26) A questão das classes sociais na Sociologia tem diferentes formas de explicação. Dentre as explicações clássicas, as de Marx e Weber. Atualmente encontramos estudiosos que analisam a estrutura social brasileira de diferentes maneiras:
  1. A Classe C é a classe central, abaixo da A e B e acima da D e E. […] a faixa C central está compreendida entre os R$ 1064 e os R$ 4561 a preços de hoje na grande São Paulo. A nossa classe C está compreendida entre os, imediatamente acima dos 50% mais pobres e os 10% mais ricos na virada do século. […] A nossa classe C aufere em média a renda média da sociedade, ou seja, é classe média no sentido estatístico. A classe C é a imagem mais próxima da média da sociedade brasileira. Dada a desigualdade, a renda média brasileira é alta em relação aos estratos inferiores da distribuição. (Adaptado de: NERI, M. C.; COUTINHO DE MELO, L. C. (coordenadores). Miséria e a nova classe média na década da igualdade. Rio de Janeiro: FGV/IBRE, CPS, 2008, p. 34-35.)
  2. A reorganização do processo de acumulação no Brasil [após os anos de 1990] acarreta consequências imediatas nas relações sociais, no trabalho, no emprego e nas classes sociais dele resultantes. Assim, podemos concordar que o operariado industrial perdeu o seu peso relativo na nossa sociedade […]. É certo que a classe trabalhadora […] se multiplicou em diferentes grupos sociais, uns talvez mais atomizados ou desorganizados […]. Também percebe-se, […] que houve um processo de financeirização da classe hegemônica brasileira, que acabou reduzindo ainda mais os setores dominantes, sobretudo entre os banqueiros, as multinacionais e os grupos econômicos, mesclados entre si com o capital financeiro e o capital internacional.(Adaptado de: OLIVEIRA, F. et al. Classes sociais em mudança e a luta pelo socialismo. São Paulo: Fundação Perseu Abramo, 2002, p. 27-28.)

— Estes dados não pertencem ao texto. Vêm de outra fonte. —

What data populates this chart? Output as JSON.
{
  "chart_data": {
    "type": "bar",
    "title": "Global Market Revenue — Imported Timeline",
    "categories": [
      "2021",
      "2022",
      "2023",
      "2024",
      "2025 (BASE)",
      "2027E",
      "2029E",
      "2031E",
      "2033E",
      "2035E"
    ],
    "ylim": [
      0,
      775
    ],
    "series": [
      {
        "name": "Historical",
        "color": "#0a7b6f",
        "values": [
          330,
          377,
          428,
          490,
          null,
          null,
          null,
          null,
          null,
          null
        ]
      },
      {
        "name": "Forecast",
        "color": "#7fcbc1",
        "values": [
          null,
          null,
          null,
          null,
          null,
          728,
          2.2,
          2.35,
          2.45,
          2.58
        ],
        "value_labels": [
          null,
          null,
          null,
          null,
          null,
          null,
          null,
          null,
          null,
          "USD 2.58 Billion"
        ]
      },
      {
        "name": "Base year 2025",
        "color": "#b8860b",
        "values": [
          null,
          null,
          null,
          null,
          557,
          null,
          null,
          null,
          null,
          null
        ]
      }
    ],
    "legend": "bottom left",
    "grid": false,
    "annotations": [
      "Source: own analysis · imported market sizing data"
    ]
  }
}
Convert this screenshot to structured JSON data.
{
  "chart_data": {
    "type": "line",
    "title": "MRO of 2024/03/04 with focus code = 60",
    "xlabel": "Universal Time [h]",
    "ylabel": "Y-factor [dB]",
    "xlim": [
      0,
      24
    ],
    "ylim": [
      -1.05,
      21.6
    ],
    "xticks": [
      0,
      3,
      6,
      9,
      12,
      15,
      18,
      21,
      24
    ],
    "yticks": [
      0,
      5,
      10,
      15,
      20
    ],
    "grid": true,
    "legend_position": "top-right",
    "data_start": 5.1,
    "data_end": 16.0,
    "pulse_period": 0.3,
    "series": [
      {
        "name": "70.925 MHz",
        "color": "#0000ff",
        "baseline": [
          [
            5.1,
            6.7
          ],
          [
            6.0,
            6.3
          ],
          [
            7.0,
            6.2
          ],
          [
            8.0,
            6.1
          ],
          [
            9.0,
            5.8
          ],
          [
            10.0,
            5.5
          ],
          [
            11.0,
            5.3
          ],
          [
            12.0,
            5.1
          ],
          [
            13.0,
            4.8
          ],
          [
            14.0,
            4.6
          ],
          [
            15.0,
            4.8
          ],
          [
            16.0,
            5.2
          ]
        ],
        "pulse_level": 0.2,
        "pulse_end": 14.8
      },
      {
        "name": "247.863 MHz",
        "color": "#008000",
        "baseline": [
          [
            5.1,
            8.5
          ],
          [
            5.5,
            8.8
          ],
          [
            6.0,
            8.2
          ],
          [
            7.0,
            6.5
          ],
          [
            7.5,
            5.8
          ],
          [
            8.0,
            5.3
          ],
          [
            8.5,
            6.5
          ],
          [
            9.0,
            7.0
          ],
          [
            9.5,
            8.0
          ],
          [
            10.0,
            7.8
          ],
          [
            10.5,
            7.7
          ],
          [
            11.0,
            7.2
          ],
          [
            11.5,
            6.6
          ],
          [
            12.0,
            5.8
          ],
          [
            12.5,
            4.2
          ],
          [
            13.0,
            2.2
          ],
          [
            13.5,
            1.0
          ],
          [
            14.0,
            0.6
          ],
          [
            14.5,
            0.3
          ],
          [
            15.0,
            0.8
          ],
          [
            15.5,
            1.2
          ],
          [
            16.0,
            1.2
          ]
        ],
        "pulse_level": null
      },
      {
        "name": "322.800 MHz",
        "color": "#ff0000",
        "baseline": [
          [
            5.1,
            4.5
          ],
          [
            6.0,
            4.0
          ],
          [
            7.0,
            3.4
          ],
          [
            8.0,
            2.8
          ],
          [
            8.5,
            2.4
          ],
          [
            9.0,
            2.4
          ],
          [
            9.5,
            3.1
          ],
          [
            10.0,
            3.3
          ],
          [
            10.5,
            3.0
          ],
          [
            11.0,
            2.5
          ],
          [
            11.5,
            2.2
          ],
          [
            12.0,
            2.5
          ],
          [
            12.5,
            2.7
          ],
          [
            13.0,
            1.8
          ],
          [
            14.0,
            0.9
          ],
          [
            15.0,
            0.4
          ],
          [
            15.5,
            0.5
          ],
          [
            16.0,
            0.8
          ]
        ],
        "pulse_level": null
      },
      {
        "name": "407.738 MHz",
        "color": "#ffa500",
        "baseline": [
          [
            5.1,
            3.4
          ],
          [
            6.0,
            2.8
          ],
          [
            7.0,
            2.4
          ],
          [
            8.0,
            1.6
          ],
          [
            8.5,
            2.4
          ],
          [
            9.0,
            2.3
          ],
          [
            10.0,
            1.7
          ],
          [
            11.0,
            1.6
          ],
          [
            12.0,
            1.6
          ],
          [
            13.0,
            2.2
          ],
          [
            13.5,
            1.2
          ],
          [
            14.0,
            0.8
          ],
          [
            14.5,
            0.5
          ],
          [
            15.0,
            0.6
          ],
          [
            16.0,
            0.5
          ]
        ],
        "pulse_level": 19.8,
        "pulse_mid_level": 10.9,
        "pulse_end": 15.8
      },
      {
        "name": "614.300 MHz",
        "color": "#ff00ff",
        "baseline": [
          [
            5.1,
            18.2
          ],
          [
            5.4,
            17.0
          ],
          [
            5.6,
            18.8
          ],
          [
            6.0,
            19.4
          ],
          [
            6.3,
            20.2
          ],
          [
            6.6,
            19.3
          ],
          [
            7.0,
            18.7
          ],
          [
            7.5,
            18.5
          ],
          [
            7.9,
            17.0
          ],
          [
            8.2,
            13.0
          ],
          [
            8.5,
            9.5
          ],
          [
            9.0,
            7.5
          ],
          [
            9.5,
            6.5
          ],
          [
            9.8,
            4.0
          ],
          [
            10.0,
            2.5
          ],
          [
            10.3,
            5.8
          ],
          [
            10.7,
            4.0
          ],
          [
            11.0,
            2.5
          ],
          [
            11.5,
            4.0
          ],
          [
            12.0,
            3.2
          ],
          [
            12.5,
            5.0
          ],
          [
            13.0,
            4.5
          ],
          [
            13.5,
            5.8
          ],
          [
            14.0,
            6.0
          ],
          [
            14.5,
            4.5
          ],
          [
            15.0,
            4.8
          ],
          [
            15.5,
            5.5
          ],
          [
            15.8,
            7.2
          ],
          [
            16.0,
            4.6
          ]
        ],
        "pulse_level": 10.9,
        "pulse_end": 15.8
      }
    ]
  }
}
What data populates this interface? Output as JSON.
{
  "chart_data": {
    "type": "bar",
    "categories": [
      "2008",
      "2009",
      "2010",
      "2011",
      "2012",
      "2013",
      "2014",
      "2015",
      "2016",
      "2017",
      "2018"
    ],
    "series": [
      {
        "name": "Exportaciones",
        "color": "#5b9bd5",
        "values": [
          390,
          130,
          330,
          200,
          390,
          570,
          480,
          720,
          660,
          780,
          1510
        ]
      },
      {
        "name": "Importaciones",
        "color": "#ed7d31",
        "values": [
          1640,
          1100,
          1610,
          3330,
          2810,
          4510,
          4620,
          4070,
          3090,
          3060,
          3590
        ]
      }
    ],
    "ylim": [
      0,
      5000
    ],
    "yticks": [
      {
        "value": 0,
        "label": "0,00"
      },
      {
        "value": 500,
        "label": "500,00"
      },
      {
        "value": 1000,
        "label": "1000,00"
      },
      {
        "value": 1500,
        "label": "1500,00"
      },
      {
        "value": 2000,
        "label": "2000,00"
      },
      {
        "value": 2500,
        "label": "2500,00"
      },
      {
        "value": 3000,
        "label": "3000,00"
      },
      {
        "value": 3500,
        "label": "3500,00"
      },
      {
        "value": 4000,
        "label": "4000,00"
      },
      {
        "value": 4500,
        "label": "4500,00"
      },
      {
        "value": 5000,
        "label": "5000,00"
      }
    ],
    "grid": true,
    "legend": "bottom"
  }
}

Considerando as duas teorias e os dois tipos de análise dos estudiosos, é correto afirmar que as análises de
a) I e II concordam com Max Weber simultaneamente.
b) I e II concordam com Karl Marx simultaneamente.
c) II concorda com Max Weber e as de I com Karl Marx.
d) I e II discordam igualmente com Karl Marx e com Max Weber.
e) II concorda com Karl Marx e as de I concorda com Max Weber.